DaaS, whether on-premise or publicly hosted, has many compelling benefits. For one thing, it addresses the reality that a “desktop” is no longer just a Windows-based machine. Desktops now include Web-based applications along with storage services such as DropBox for sharing corporate information. Computing devices run the gamut from smart phones to zero-clients to iPads, and are often owned by users as part of BYOD.
DaaS provides the framework for IT to ensure corporate standards are maintained around security, compliance and recoverability.
Whether on-premise or via cloud providers, DaaS utilizes a chargeback system whereby users pay for the desktop resources they consume. The public cloud model enables organizations to eliminate capital expenditures entirely, while internal DaaS can potentially slash on-going operating expenses.
DaaS chargeback drives efficiency in two ways. Access to accurate desktop cost information helps business units more effectively plan and budget. And receiving a monthly bill makes users much more cognizant about optimizing resource consumption.
Both public and on-premise versions of DaaS benefit from the unrelenting consolidation efficiencies of Moore’s Law which states that the number of transistors per chip doubles roughly every two years. On the edge, this added power doesn’t buy us much – PCs already have more capabilities than most users will ever utilize. In the data center, though, we still deal with very expensive CPU, memory, storage and space/power.
Doubling the number of VMs per server host every couple of years slashes the costs of moving virtual desktops to the data center. In fact, it’s really better than this. Continued industry innovations augment Moore’s Law with accelerating increases in virtual machine density, making DaaS still more economically attractive.
As anyone involved in the SBC or VDI space knows, implementing a successful enterprise environment is not easy. The challenge is that, unlike the data center, we now have thousands of users each with their own experiences, expectations and – perceptions.
When it comes to users, perception is reality. One of our early SBC implementations was for a small school district in San Jose. It failed because during the pilot, a teacher’s keyboard happened to break. Although we gave her a replacement and showed her that her old keyboard had just suffered a natural death, she went around to all the other teachers telling them, “Don’t let them put Citrix in your classroom. It breaks keyboards”.
When rolling out DaaS, you only have one chance to get it right. Just one disgruntled user can potentially kill a project. When a bunch of users become upset because of poor performance, dropped sessions, or an inability to access their old information – they quickly generate a negative
vibe that is extremely difficult to overcome. While I don’t have the hard data to support it, I suspect that the majority of VDI projects (which are simpler than DaaS) probably slow or stall completely at the pilot phase.
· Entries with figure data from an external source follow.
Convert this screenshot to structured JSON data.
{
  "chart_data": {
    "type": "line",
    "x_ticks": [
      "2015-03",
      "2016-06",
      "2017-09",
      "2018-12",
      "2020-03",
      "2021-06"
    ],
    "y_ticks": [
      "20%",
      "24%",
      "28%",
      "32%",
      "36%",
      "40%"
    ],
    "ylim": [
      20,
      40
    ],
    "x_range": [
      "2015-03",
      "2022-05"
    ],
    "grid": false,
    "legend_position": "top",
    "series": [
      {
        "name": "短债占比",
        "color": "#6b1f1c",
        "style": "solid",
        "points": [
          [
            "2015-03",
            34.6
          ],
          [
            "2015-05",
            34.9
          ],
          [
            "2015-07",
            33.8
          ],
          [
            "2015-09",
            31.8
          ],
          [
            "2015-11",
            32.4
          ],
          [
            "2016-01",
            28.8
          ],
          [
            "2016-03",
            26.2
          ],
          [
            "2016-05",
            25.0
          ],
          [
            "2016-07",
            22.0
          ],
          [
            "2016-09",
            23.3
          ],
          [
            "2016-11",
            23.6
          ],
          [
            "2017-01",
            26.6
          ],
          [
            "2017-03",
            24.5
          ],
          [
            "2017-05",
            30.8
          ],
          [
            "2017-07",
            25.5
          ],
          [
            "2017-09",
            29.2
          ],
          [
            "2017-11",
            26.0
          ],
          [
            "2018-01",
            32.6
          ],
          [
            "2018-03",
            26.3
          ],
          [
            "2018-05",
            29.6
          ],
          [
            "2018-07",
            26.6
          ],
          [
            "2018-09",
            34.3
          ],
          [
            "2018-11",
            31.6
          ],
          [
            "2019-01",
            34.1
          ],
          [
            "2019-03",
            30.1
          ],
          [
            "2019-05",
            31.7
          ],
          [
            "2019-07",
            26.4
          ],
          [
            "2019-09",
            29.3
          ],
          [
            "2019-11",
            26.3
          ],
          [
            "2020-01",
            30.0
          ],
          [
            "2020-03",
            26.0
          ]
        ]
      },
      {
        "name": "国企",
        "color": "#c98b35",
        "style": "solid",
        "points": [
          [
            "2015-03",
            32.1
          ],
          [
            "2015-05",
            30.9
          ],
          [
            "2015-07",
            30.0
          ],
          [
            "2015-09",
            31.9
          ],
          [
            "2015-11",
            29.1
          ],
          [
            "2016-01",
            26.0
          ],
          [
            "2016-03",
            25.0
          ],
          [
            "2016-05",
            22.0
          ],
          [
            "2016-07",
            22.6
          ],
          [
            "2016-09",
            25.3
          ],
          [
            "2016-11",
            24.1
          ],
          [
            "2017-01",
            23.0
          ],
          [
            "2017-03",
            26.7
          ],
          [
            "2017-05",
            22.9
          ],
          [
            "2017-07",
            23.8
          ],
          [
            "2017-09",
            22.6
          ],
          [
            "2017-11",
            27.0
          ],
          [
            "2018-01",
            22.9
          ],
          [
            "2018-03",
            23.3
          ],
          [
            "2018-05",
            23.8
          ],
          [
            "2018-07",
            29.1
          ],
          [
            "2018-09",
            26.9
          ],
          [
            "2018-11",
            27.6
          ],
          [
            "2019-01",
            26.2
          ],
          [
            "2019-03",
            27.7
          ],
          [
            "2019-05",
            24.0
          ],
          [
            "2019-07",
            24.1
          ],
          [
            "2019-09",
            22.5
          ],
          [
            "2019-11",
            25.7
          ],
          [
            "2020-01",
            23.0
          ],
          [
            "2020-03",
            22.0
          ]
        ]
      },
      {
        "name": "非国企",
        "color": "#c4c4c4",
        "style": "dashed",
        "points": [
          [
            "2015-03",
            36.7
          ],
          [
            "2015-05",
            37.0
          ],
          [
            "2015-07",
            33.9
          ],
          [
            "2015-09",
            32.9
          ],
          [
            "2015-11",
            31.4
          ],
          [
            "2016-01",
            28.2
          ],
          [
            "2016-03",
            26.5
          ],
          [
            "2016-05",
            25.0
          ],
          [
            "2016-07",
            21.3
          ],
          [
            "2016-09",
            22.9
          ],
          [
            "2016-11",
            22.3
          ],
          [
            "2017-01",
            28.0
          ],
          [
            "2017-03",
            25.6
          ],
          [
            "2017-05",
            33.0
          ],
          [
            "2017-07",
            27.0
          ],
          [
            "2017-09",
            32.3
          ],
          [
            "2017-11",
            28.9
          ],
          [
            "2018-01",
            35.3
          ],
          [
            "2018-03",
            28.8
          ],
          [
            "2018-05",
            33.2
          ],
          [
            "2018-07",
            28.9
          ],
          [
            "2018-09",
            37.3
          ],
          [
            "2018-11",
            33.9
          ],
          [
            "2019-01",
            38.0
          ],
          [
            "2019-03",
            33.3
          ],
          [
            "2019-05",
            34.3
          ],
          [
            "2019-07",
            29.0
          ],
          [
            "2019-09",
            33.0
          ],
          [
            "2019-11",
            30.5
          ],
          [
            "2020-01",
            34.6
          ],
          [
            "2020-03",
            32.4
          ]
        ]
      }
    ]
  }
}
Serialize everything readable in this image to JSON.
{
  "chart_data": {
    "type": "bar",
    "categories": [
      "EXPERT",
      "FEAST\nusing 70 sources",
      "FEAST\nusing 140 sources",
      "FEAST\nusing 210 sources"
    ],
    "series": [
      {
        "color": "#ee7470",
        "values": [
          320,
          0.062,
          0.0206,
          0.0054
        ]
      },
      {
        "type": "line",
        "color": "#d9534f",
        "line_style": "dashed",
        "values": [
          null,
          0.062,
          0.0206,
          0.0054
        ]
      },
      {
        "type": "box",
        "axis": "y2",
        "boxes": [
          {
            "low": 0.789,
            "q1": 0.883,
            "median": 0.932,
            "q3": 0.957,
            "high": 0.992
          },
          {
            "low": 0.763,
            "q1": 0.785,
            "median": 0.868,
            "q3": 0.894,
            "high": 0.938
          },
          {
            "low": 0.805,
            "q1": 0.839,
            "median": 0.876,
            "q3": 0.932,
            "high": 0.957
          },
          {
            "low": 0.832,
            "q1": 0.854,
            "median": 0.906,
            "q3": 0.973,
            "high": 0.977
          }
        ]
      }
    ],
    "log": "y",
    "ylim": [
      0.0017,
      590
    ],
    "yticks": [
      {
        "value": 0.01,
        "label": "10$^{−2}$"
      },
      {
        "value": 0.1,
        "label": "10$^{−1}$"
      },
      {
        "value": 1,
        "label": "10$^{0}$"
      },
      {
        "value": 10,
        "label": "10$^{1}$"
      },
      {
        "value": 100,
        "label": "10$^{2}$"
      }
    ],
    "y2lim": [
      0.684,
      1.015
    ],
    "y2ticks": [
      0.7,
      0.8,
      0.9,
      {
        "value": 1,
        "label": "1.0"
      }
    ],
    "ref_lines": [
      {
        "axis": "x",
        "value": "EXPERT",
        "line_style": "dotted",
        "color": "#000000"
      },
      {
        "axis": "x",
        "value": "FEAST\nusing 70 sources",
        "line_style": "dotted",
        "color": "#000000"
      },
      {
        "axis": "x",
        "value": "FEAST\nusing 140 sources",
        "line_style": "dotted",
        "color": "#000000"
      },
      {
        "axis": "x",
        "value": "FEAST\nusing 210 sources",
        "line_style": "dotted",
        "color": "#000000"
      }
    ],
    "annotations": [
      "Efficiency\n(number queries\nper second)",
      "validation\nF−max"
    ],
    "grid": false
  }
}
A successful DaaS environment mandates that every element be well designed and tested from the context of its role in supporting the overall architecture. Langone, Behl, Ditzel and Lessner bring a wealth of invaluable field experience that enables both exceptional planning and implementation.
The authors cover basics such as infrastructure, connection brokers, multi-tenancy, user profiles, andapplications. They also dive into chargeback, identity management, and appliances. An entire section on the cost model facilitates the all-important financial understanding and justification of a DaaS initiative. Another section on the operational model shows how to monitor, manage and administrate the DaaS environment.
This book describes the architectural, financial and organizational elements necessary for a successful DaaS initiative. It is written from the perspective of engineers and focuses on enabling readers to bridge the gap between VDI and DaaS. I hope you enjoy reading the book and wish you success in building a robust and profitable DaaS offering.